Safety disconnect: Analysis of the role of labor experience and safety training on work safety perceptions
Lafuente, Esteban | 2018-01
Purpose: This study analyzes work safety perceptions among workers and safety experts in the construction industry. Furthermore, we evaluate whether experiential learning (i.e., labor experience) and knowledge-enhancing practices, that we link to safety training, explain the differences in work safety perceptions of workers and safety experts by triggering different types of overconfidence biases. Design/methodology/approach: The proposed hypothesis are tested by applying ordered probit models on a unique dataset comprising information for 558 employees and 215 safety experts working in the Spanish construction sector.

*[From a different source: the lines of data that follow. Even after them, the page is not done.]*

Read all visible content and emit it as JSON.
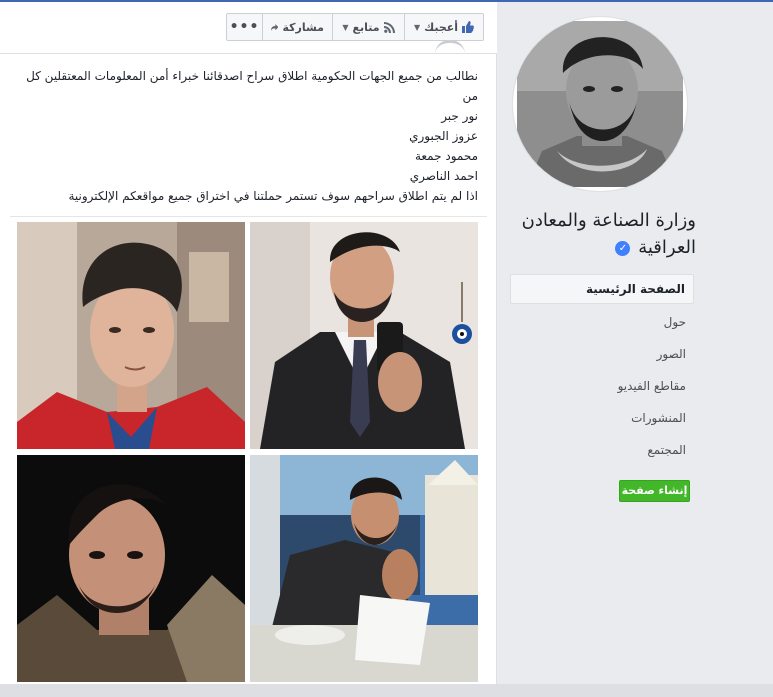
{
  "action_bar": {
    "more_label": "•••",
    "share_label": "مشاركة",
    "follow_label": "متابع",
    "like_label": "أعجبك"
  },
  "post": {
    "lines": [
      "نطالب من جميع الجهات الحكومية اطلاق سراح اصدقائنا خبراء أمن المعلومات المعتقلين كل من",
      "نور جبر",
      "عزوز الجبوري",
      "محمود جمعة",
      "احمد الناصري",
      "اذا لم يتم اطلاق سراحهم سوف تستمر حملتنا في اختراق جميع مواقعكم الإلكترونية"
    ]
  },
  "page": {
    "name": "وزارة الصناعة والمعادن العراقية",
    "verified_mark": "✓"
  },
  "nav": {
    "items": [
      {
        "label": "الصفحة الرئيسية"
      },
      {
        "label": "حول"
      },
      {
        "label": "الصور"
      },
      {
        "label": "مقاطع الفيديو"
      },
      {
        "label": "المنشورات"
      },
      {
        "label": "المجتمع"
      }
    ]
  },
  "create_page_label": "إنشاء صفحة",
  "colors": {
    "accent": "#4267b2",
    "create_button": "#42b72a",
    "verified": "#4080ff"
  }
}
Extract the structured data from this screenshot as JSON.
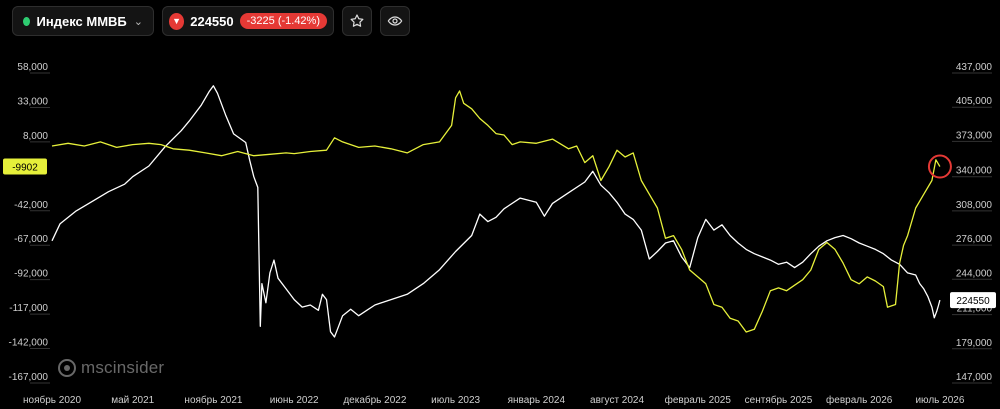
{
  "header": {
    "index_name": "Индекс ММВБ",
    "status_color": "#2ecc71",
    "price": "224550",
    "change": "-3225 (-1.42%)",
    "star_icon": "star-icon",
    "eye_icon": "eye-icon"
  },
  "watermark": {
    "text": "mscinsider"
  },
  "chart_data": {
    "type": "line",
    "title": "",
    "colors": {
      "background": "#000000",
      "white_series": "#ffffff",
      "yellow_series": "#e6f03a",
      "highlight_circle": "#e53935",
      "price_badge": "#ffffff",
      "left_badge": "#e6f03a"
    },
    "x_labels": [
      "ноябрь 2020",
      "май 2021",
      "ноябрь 2021",
      "июнь 2022",
      "декабрь 2022",
      "июль 2023",
      "январь 2024",
      "август 2024",
      "февраль 2025",
      "сентябрь 2025",
      "февраль 2026",
      "июль 2026"
    ],
    "x_range": [
      0,
      11.1
    ],
    "left_axis": {
      "ticks": [
        "58,000",
        "33,000",
        "8,000",
        "-42,000",
        "-67,000",
        "-92,000",
        "-117,000",
        "-142,000",
        "-167,000"
      ],
      "range": [
        -167000,
        58000
      ],
      "current_label": "-9902"
    },
    "right_axis": {
      "ticks": [
        "437,000",
        "405,000",
        "373,000",
        "340,000",
        "308,000",
        "276,000",
        "244,000",
        "211,000",
        "179,000",
        "147,000"
      ],
      "range": [
        147000,
        437000
      ],
      "current_label": "224550"
    },
    "grid": false,
    "series": [
      {
        "axis": "right",
        "color": "#ffffff",
        "points": [
          [
            0.0,
            280000
          ],
          [
            0.1,
            296000
          ],
          [
            0.3,
            308000
          ],
          [
            0.5,
            317000
          ],
          [
            0.7,
            326000
          ],
          [
            0.9,
            333000
          ],
          [
            1.0,
            340000
          ],
          [
            1.2,
            350000
          ],
          [
            1.4,
            368000
          ],
          [
            1.6,
            383000
          ],
          [
            1.7,
            392000
          ],
          [
            1.85,
            407000
          ],
          [
            1.95,
            420000
          ],
          [
            2.0,
            425000
          ],
          [
            2.05,
            418000
          ],
          [
            2.15,
            398000
          ],
          [
            2.25,
            380000
          ],
          [
            2.4,
            372000
          ],
          [
            2.45,
            355000
          ],
          [
            2.5,
            340000
          ],
          [
            2.55,
            330000
          ],
          [
            2.58,
            200000
          ],
          [
            2.6,
            240000
          ],
          [
            2.65,
            222000
          ],
          [
            2.7,
            250000
          ],
          [
            2.75,
            262000
          ],
          [
            2.8,
            245000
          ],
          [
            2.9,
            235000
          ],
          [
            3.0,
            225000
          ],
          [
            3.1,
            218000
          ],
          [
            3.2,
            220000
          ],
          [
            3.3,
            215000
          ],
          [
            3.35,
            230000
          ],
          [
            3.4,
            225000
          ],
          [
            3.45,
            195000
          ],
          [
            3.5,
            190000
          ],
          [
            3.55,
            200000
          ],
          [
            3.6,
            210000
          ],
          [
            3.7,
            216000
          ],
          [
            3.8,
            210000
          ],
          [
            3.9,
            215000
          ],
          [
            4.0,
            220000
          ],
          [
            4.2,
            225000
          ],
          [
            4.4,
            230000
          ],
          [
            4.6,
            240000
          ],
          [
            4.8,
            253000
          ],
          [
            5.0,
            270000
          ],
          [
            5.2,
            285000
          ],
          [
            5.3,
            305000
          ],
          [
            5.4,
            298000
          ],
          [
            5.5,
            302000
          ],
          [
            5.6,
            310000
          ],
          [
            5.8,
            320000
          ],
          [
            6.0,
            316000
          ],
          [
            6.1,
            303000
          ],
          [
            6.2,
            315000
          ],
          [
            6.4,
            325000
          ],
          [
            6.6,
            335000
          ],
          [
            6.7,
            345000
          ],
          [
            6.8,
            332000
          ],
          [
            6.9,
            325000
          ],
          [
            7.0,
            316000
          ],
          [
            7.1,
            305000
          ],
          [
            7.2,
            300000
          ],
          [
            7.3,
            290000
          ],
          [
            7.4,
            263000
          ],
          [
            7.5,
            270000
          ],
          [
            7.6,
            278000
          ],
          [
            7.7,
            280000
          ],
          [
            7.8,
            265000
          ],
          [
            7.9,
            255000
          ],
          [
            8.0,
            283000
          ],
          [
            8.1,
            300000
          ],
          [
            8.2,
            290000
          ],
          [
            8.3,
            295000
          ],
          [
            8.4,
            285000
          ],
          [
            8.5,
            278000
          ],
          [
            8.6,
            272000
          ],
          [
            8.7,
            268000
          ],
          [
            8.8,
            265000
          ],
          [
            8.9,
            262000
          ],
          [
            9.0,
            258000
          ],
          [
            9.1,
            260000
          ],
          [
            9.2,
            255000
          ],
          [
            9.3,
            260000
          ],
          [
            9.4,
            268000
          ],
          [
            9.5,
            275000
          ],
          [
            9.6,
            280000
          ],
          [
            9.7,
            283000
          ],
          [
            9.8,
            285000
          ],
          [
            9.9,
            282000
          ],
          [
            10.0,
            278000
          ],
          [
            10.1,
            275000
          ],
          [
            10.2,
            272000
          ],
          [
            10.3,
            268000
          ],
          [
            10.4,
            262000
          ],
          [
            10.5,
            258000
          ],
          [
            10.6,
            250000
          ],
          [
            10.7,
            248000
          ],
          [
            10.75,
            240000
          ],
          [
            10.8,
            235000
          ],
          [
            10.85,
            228000
          ],
          [
            10.9,
            218000
          ],
          [
            10.93,
            208000
          ],
          [
            10.96,
            214000
          ],
          [
            10.98,
            219000
          ],
          [
            11.0,
            224550
          ]
        ]
      },
      {
        "axis": "left",
        "color": "#e6f03a",
        "points": [
          [
            0.0,
            5000
          ],
          [
            0.2,
            7000
          ],
          [
            0.4,
            5000
          ],
          [
            0.6,
            8000
          ],
          [
            0.8,
            4000
          ],
          [
            1.0,
            6000
          ],
          [
            1.2,
            7000
          ],
          [
            1.35,
            6000
          ],
          [
            1.5,
            3000
          ],
          [
            1.7,
            2000
          ],
          [
            1.9,
            0
          ],
          [
            2.1,
            -2000
          ],
          [
            2.3,
            1000
          ],
          [
            2.5,
            -2000
          ],
          [
            2.7,
            -1000
          ],
          [
            2.9,
            0
          ],
          [
            3.0,
            -500
          ],
          [
            3.2,
            1000
          ],
          [
            3.4,
            2000
          ],
          [
            3.5,
            11000
          ],
          [
            3.6,
            8000
          ],
          [
            3.8,
            4000
          ],
          [
            4.0,
            5000
          ],
          [
            4.2,
            3000
          ],
          [
            4.4,
            0
          ],
          [
            4.6,
            6000
          ],
          [
            4.8,
            8000
          ],
          [
            4.95,
            20000
          ],
          [
            5.0,
            40000
          ],
          [
            5.05,
            45000
          ],
          [
            5.1,
            36000
          ],
          [
            5.2,
            32000
          ],
          [
            5.3,
            25000
          ],
          [
            5.4,
            20000
          ],
          [
            5.5,
            14000
          ],
          [
            5.6,
            13000
          ],
          [
            5.7,
            6000
          ],
          [
            5.8,
            8000
          ],
          [
            6.0,
            7000
          ],
          [
            6.2,
            10000
          ],
          [
            6.4,
            3000
          ],
          [
            6.5,
            5000
          ],
          [
            6.6,
            -7000
          ],
          [
            6.7,
            -2000
          ],
          [
            6.8,
            -20000
          ],
          [
            6.9,
            -10000
          ],
          [
            7.0,
            2000
          ],
          [
            7.1,
            -3000
          ],
          [
            7.2,
            0
          ],
          [
            7.3,
            -20000
          ],
          [
            7.4,
            -30000
          ],
          [
            7.5,
            -40000
          ],
          [
            7.6,
            -62000
          ],
          [
            7.7,
            -60000
          ],
          [
            7.8,
            -70000
          ],
          [
            7.9,
            -85000
          ],
          [
            8.0,
            -90000
          ],
          [
            8.1,
            -95000
          ],
          [
            8.2,
            -110000
          ],
          [
            8.3,
            -112000
          ],
          [
            8.4,
            -120000
          ],
          [
            8.5,
            -122000
          ],
          [
            8.6,
            -130000
          ],
          [
            8.7,
            -128000
          ],
          [
            8.8,
            -115000
          ],
          [
            8.9,
            -100000
          ],
          [
            9.0,
            -98000
          ],
          [
            9.1,
            -100000
          ],
          [
            9.2,
            -96000
          ],
          [
            9.3,
            -92000
          ],
          [
            9.4,
            -85000
          ],
          [
            9.5,
            -70000
          ],
          [
            9.6,
            -65000
          ],
          [
            9.7,
            -70000
          ],
          [
            9.8,
            -80000
          ],
          [
            9.9,
            -92000
          ],
          [
            10.0,
            -95000
          ],
          [
            10.1,
            -90000
          ],
          [
            10.2,
            -93000
          ],
          [
            10.3,
            -97000
          ],
          [
            10.35,
            -112000
          ],
          [
            10.45,
            -110000
          ],
          [
            10.5,
            -80000
          ],
          [
            10.55,
            -67000
          ],
          [
            10.6,
            -60000
          ],
          [
            10.7,
            -40000
          ],
          [
            10.8,
            -30000
          ],
          [
            10.9,
            -20000
          ],
          [
            10.95,
            -5000
          ],
          [
            11.0,
            -9902
          ]
        ]
      }
    ]
  }
}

Findings: The results reveal that previous labor market experience has a significantly negative effect on perceived work safety, that is, risk awareness decreases with respect to labor experience. However, the findings indicate that differences in perceived work safety between workers and safety experts are not explained by previous labor experience. Furthermore, the results suggest that higher levels of safety training, which we link to the acquisition of codified knowledge, negatively impacts workers’ safety perceptions, while this effect turns positive among safety experts. This result suggests that safety experts’ perceived work safety is affected by overconfidence that results from their greater safety-specific training (over-precision bias). Originality/value: Work safety constitutes a relevant key performance indicator. The proposed analysis of the role of labor experience and safety training on perceived work safety in different types of employees contributes to better understand how organizations can improve the management of their workforce by triggering specific actions, such as the design of customized training programs, that may help in reducing the safety disconnect between employees, in terms of perceived work safety.